If a function is odd then f(-x) = -f(x), if a the function is even, then f(-x) = f(x). In this case we have x = 0, meaning (and an odd function), which means f(-0) = -f(0) --> f(0) = -f(0). There is only one way for this to be true: f(0) = 0, such that -0 = +0. Notice that this is NOT true for an even function: f(-0) = f(0) --> f(0) = f(0) --> f(0) could be ANYTHING (as an example: f(x) = x^2 + 3 such that f(0) = 3 and f(-0) = 3 --> f(0) = f(-0) = 3, but it's NOT odd because f(-0) != -f(0) --> 3 != -3).

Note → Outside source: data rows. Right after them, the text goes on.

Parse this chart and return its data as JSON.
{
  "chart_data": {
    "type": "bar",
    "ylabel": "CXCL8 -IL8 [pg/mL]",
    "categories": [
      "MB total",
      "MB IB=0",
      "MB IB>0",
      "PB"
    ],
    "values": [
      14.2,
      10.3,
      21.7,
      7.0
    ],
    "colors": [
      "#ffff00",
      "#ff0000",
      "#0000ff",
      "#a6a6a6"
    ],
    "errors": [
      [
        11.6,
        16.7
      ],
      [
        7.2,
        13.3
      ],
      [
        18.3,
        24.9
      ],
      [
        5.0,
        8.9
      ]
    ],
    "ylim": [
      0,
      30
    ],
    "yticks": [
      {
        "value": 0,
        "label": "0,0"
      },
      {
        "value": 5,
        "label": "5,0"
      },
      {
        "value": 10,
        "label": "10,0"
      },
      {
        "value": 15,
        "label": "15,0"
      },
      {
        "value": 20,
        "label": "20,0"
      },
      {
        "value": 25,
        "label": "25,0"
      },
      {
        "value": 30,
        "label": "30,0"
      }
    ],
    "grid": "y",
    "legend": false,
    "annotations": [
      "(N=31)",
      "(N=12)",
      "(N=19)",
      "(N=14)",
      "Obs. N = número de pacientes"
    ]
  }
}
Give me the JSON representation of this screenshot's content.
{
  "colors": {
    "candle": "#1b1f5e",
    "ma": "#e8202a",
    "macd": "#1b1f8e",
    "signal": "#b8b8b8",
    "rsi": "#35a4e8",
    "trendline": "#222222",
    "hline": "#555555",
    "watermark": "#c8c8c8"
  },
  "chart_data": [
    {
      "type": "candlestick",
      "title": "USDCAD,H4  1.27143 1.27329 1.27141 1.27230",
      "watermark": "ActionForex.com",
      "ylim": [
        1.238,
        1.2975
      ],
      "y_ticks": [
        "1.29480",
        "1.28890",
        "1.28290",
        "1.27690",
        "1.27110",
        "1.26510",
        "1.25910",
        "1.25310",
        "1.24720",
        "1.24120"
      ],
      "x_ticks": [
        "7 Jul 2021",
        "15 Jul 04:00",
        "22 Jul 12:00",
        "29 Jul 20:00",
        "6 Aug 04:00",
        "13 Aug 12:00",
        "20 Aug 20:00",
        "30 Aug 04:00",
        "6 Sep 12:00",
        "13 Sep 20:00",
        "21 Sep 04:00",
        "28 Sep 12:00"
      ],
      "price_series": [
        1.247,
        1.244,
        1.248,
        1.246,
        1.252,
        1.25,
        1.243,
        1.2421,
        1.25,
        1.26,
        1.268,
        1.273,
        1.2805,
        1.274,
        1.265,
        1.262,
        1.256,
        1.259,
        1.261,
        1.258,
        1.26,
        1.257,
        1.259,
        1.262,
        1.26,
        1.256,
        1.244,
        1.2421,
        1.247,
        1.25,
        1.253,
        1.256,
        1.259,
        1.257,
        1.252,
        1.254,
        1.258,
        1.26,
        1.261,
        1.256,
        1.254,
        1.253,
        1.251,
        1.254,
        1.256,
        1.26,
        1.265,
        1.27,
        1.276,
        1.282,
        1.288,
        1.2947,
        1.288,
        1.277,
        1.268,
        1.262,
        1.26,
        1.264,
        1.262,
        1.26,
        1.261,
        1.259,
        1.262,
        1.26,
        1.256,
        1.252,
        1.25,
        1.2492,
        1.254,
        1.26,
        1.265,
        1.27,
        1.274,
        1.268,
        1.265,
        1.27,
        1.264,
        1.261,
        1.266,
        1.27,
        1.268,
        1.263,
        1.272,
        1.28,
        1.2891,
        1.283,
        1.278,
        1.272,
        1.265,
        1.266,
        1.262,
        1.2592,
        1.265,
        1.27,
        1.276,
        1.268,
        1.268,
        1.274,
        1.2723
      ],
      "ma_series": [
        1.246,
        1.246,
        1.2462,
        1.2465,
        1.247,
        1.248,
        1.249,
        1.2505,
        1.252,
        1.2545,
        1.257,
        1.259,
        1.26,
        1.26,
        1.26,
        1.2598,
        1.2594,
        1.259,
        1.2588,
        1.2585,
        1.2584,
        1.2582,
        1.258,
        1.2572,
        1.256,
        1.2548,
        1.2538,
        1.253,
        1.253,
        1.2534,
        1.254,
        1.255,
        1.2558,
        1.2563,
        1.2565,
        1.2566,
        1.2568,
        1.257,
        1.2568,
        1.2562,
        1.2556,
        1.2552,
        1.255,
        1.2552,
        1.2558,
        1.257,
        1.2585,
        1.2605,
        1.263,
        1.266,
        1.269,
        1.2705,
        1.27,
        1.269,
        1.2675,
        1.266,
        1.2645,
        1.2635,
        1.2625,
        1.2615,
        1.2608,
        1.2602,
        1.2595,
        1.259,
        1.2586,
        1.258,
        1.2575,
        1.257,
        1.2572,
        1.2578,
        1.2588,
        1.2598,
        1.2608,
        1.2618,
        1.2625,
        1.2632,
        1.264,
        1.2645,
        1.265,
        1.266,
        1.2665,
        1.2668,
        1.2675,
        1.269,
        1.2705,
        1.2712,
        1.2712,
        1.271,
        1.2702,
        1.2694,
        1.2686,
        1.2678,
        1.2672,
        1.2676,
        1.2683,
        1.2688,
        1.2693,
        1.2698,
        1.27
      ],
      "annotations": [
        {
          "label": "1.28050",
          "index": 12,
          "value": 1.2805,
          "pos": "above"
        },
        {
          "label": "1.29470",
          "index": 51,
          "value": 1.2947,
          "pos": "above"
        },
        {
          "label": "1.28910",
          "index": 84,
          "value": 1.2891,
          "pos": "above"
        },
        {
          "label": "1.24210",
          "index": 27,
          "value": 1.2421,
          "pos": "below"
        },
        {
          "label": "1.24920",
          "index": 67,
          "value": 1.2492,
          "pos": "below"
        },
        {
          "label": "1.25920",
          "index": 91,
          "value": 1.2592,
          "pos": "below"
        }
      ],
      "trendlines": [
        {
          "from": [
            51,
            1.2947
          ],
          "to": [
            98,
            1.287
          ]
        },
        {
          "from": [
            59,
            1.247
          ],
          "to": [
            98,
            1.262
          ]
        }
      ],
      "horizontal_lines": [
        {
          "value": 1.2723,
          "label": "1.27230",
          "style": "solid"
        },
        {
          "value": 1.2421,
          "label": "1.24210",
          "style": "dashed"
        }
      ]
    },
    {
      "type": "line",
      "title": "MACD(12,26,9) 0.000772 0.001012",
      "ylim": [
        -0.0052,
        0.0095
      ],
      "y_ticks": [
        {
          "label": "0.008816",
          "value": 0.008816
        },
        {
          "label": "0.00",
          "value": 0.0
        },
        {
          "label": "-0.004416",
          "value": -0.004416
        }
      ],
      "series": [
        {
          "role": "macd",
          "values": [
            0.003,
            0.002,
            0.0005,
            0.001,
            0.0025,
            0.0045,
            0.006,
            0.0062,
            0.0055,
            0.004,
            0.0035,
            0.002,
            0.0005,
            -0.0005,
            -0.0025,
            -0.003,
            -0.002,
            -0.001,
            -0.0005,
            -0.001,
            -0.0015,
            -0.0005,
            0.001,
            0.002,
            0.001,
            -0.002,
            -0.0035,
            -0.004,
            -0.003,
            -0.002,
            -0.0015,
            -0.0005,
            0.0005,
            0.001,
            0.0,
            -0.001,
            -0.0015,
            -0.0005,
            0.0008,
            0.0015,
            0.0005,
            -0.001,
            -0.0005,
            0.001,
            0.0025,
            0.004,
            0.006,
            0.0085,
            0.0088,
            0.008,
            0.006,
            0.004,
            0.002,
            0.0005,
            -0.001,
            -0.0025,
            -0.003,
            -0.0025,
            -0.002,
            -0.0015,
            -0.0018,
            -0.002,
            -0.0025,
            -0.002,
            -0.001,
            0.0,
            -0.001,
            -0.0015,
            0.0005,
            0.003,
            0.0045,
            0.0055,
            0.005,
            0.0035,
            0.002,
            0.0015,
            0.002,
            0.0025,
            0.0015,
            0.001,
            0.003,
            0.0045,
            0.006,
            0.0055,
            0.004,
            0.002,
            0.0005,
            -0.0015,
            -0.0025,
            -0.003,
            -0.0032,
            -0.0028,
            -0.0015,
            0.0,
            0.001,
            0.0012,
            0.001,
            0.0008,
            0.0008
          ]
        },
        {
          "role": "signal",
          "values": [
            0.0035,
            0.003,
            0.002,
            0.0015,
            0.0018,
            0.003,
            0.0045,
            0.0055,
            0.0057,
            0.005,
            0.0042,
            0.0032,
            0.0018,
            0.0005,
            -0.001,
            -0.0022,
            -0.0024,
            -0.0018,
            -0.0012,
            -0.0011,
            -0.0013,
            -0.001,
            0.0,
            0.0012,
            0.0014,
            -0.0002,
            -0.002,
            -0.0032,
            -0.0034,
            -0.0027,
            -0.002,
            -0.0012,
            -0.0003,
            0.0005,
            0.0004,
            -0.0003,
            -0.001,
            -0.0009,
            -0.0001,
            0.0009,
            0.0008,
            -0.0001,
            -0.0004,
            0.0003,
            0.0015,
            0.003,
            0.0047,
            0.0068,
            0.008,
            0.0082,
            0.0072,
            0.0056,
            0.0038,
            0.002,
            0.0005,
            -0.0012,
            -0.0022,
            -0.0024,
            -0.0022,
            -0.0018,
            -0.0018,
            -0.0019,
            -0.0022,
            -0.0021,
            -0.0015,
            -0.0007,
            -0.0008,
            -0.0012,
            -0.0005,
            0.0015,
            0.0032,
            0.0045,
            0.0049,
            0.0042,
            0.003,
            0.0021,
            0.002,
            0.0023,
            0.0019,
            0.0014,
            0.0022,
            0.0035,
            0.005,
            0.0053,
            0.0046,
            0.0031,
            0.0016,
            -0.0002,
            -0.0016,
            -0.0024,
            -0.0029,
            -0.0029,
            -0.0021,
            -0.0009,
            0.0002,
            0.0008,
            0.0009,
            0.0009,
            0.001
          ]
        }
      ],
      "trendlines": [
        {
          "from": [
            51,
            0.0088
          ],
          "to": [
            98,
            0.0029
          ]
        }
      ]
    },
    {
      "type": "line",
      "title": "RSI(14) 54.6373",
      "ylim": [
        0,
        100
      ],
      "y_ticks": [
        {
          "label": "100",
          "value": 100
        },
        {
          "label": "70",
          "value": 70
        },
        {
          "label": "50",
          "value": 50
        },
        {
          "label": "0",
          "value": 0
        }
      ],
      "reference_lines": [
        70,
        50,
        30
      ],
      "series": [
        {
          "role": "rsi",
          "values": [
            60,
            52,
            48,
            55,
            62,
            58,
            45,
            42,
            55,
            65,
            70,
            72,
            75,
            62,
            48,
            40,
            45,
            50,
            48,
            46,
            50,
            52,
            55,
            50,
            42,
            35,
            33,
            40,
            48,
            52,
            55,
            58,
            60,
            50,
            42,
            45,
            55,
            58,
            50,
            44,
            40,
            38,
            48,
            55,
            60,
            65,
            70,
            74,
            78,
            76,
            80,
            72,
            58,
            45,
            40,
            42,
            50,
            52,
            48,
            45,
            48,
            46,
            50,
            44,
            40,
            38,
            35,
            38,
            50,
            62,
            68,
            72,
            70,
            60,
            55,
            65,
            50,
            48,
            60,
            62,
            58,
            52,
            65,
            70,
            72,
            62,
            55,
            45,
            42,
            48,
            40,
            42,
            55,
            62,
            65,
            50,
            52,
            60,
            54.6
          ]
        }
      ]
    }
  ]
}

Therefore, f(0) = 0, therefore 2 - 3*f(0) = 2 - 3*0 = 2
Edit: there is a part of the question which is important: that the limit exists when x approaches zero. It's NOT true that an odd function MUST pass through the origin. It could very well be undefined at the origin. Furthermore, it's NOT necessary that it's limit exist at zero either. Here is an example of an odd function whose limit does not exist at x = 0:
f(x) = {ceiling(|x|), x > 0
f(x) = {-ceiling(|x|), x < 0
f(x) = {0, x = 0
This function is defined for ALL real values but has jump discontinuities at all integer values of x. Furthermore, while f(0) is defined (to be zero), the limit as x approaches zero does not exist (as it will be -1 from the left and +1 from the right).
Second Edit: Perhaps an even more intuitive example is a hyperbola:
f(x) = 1/x<-- this too is an odd function (but whose limit as x approaches zero doesn't exist).